Il giudice dell’esecuzione, che ha emesso l’ordine di demolizione, può infatti compiere ulteriori accertamenti sul titolo abilitativo che ha sanato l’abuso.
 

Permesso di costruire in sanatoria e demolizione

Nel caso esaminato, la Procura aveva disposto la demolizione di un immobile realizzato in difformità rispetto al titolo abilitativo.
 
Contemporaneamente, il responsabile dell’intervento aveva richiesto, e ottenuto, il permesso di costruire in sanatoria. Dagli accertamenti era infatti emerso che la volumetria delle opere fuori terra e la destinazione del piano seminterrato erano tali da non comportare un aumento del carico urbanistico.
 
Il giudice dell’esecuzione aveva però contestato che l’altezza del seminterrato fosse maggiore di quella dichiarata per ottenere il permesso in sanatoria.

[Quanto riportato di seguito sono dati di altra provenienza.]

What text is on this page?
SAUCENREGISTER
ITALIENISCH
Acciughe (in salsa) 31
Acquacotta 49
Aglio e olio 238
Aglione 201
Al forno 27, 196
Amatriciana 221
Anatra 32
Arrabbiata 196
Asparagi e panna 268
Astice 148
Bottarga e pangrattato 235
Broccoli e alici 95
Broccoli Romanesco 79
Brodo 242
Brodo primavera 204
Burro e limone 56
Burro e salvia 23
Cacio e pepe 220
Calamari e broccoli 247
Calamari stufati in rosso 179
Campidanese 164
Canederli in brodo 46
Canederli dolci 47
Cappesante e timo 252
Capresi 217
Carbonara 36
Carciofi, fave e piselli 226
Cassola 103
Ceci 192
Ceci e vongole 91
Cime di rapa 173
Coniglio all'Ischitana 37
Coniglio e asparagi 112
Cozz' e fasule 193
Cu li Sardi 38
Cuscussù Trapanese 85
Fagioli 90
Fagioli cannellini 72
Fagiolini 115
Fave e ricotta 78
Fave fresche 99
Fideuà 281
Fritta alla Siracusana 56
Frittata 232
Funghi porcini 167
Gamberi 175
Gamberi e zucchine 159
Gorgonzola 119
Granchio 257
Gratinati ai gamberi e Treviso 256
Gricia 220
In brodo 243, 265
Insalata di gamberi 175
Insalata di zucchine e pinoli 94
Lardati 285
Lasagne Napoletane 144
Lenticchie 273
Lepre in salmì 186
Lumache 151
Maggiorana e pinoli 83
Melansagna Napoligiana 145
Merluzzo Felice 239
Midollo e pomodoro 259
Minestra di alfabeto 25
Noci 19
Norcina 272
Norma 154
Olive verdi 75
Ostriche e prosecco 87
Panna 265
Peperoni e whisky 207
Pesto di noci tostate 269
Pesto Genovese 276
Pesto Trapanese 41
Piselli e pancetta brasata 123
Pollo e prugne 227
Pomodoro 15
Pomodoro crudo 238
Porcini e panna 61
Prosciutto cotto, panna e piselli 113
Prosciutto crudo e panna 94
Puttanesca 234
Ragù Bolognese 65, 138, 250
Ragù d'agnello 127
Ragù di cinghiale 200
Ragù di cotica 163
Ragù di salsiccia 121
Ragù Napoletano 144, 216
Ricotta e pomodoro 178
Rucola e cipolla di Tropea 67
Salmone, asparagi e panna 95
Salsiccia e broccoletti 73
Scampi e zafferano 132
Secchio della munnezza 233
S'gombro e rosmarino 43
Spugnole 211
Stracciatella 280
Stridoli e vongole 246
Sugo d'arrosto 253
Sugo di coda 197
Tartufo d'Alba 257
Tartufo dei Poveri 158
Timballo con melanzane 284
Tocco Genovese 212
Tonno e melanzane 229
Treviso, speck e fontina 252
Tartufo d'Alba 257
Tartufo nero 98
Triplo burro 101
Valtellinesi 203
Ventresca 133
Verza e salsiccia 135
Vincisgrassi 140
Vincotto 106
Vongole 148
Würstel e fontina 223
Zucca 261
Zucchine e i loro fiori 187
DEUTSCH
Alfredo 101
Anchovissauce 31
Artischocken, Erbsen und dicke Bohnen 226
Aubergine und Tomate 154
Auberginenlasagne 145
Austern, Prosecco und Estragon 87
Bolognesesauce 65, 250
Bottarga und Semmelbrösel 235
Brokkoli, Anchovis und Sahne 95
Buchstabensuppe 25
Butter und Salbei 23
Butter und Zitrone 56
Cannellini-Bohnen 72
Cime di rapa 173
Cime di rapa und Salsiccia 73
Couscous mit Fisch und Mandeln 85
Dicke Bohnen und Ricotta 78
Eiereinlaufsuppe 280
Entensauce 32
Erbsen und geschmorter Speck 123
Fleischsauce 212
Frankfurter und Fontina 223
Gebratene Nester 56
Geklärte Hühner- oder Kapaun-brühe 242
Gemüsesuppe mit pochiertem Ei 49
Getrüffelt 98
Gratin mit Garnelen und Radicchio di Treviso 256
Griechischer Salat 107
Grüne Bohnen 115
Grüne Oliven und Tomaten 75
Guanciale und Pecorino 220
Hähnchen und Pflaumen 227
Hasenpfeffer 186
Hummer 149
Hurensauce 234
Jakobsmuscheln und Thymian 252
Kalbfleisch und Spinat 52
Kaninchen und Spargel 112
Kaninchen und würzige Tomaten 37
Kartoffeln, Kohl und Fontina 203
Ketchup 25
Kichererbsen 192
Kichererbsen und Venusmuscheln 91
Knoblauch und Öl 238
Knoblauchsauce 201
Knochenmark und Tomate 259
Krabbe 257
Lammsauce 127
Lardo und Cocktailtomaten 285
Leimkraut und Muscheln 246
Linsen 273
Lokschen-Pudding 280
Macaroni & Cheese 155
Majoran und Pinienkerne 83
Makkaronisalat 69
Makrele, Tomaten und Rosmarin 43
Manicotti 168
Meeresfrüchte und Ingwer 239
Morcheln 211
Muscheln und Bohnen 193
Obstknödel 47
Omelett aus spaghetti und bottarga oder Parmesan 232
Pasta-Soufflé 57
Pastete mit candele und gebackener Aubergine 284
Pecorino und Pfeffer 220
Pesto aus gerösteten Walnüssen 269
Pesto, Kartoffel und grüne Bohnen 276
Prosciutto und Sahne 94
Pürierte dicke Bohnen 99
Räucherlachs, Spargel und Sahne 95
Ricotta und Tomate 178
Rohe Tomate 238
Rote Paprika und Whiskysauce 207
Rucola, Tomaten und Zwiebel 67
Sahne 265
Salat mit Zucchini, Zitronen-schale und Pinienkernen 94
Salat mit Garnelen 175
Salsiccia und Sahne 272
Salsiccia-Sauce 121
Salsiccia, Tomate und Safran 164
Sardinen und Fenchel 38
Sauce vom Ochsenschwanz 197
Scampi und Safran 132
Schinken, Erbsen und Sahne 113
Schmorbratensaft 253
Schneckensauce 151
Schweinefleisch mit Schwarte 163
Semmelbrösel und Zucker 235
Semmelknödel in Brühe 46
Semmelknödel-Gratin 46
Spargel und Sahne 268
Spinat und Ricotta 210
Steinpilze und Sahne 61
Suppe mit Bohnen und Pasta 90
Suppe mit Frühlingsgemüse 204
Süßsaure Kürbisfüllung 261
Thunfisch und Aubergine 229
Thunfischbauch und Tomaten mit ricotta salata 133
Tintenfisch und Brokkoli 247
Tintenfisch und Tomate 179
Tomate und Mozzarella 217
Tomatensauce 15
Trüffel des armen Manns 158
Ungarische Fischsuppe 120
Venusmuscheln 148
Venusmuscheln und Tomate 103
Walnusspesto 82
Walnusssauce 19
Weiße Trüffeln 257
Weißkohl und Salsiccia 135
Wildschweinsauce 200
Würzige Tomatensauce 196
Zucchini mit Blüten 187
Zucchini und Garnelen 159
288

Per questo ha impugnato il permesso di costruire in sanatoria e ottenuto di poter procedere con la demolizione.
 

Permesso in sanatoria e demolizione, il calcolo della volumetria

I giudici hanno spiegato che i tecnici del Comune, nel rilasciare il permesso in sanatoria, hanno computato solo la parte fuori terra del seminterrato e non anche il resto perché destinato a cantina, quindi inutilizzabile a fini abitativi.
 
Sulla questione pende un errore di qualificazione di piano seminterrato. Come ricordato dalla Cassazione, un seminterrato è tale se in ogni sua parte rimane al di sotto del piano di campagna o del livello zero di sbancamento. È compatibile con tale situazione, si legge nella sentenza, che parte della struttura sopravanzi il piano di campagna o la quota zero, per quanto strettamente necessario per assicurare una sufficiente areazione e luminosità, ovvero, che rimanga scoperta in larghezza per realizzare un accesso dall'esterno. Per le sue caratteristiche, quindi, un piano seminterrato non può essere utilizzato per usi residenziali.
 
Nel caso esaminato, però, il piano considerato seminterrato aveva una parte esterna fuori terra. I giudici hanno quindi concluso che, nonostante il piano fosse stato destinato a un uso diverso dalla residenza, non poteva essere considerato seminterrato, e quindi la sua volumetria avrebbe dovuto essere conteggiata in quella complessiva.